While true we cannot just accept it as the way of the world and escape into our own narcissitic lifestyle. If we take personal responsibility and organize we have tremendous power to change the course of the corrupt system. Yes, it requires time, effort and money. But the alternative is to accept a system that degrades the life of much of humanity to enrich the few. And to do this is not very “spiritual” (or humane) by any definition, postmetaphysical included.
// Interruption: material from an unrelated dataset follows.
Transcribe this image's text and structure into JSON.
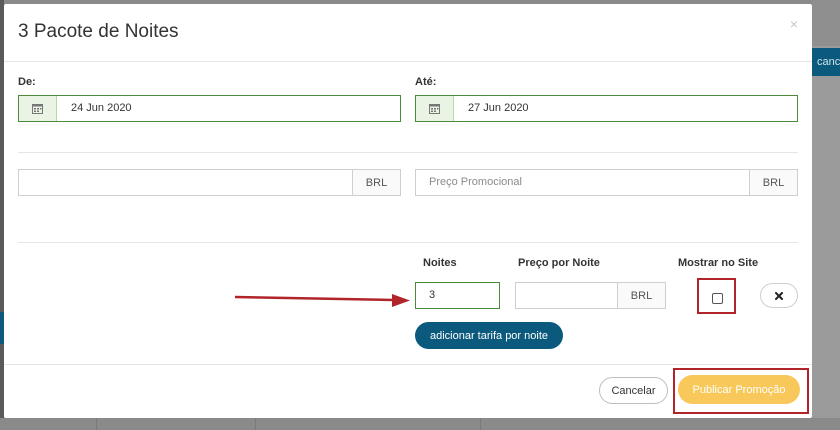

I watched Sloterdijks newest TV show yesterday and they were talking about the economy and the irrationality of the financial markets. Very interesting stuff. The Events surrounding the 2008 Crisis, especially the speech acts commited by politicians around that time, were compared with the rise of the dadaist and surreal movements, since the level of absurdity and tautology was almost the same. (Chancellor Merkel, 2008: "We hereby declare that the saving deposits of the german people will not be affected by the global crisis, we guarantee this with the capital reserves of our nation state") :-o

 

The experts present at the debate concluded that it is highly difficult nowadays to theorize about the speculative financial markets - there is almost no theory that can hold pace with the speed of the developments in that sector. No Marx, no Keynes and no Ayn Rand could have ever imagined that markets could trade speculative data with almost sevenfold the amount of the "real money" available in the "real markets". There is no work and no worker involved here, no product and no surplus value. What is traded in these markets are platonic ideas like expectations, risks, bets and trends-to-come.

 

The crisis becomes real when these future events somehow begin to push into the present, when expectations and promises begin to crumble and the debt chain begins to curl back into the fetal position, chaining the unborn future child. (Ah the poetry involved in all this. Too bad there are almost no poets dedicated to writing in-depth about the economy. Well except Brecht. Ah, Brecht).

 

So, coming back on another theme, namely that of the post-metaphysical interpretation of the apocalypse, or Judgement Day (see here), in financial terms, there is another term for this: it's called the balance sheet. At the end of the day, the columns of numbers will be added, Jehova's cash register will ring-ring and the assets and debits will be sharply defined in the light of day, the Judgement Day.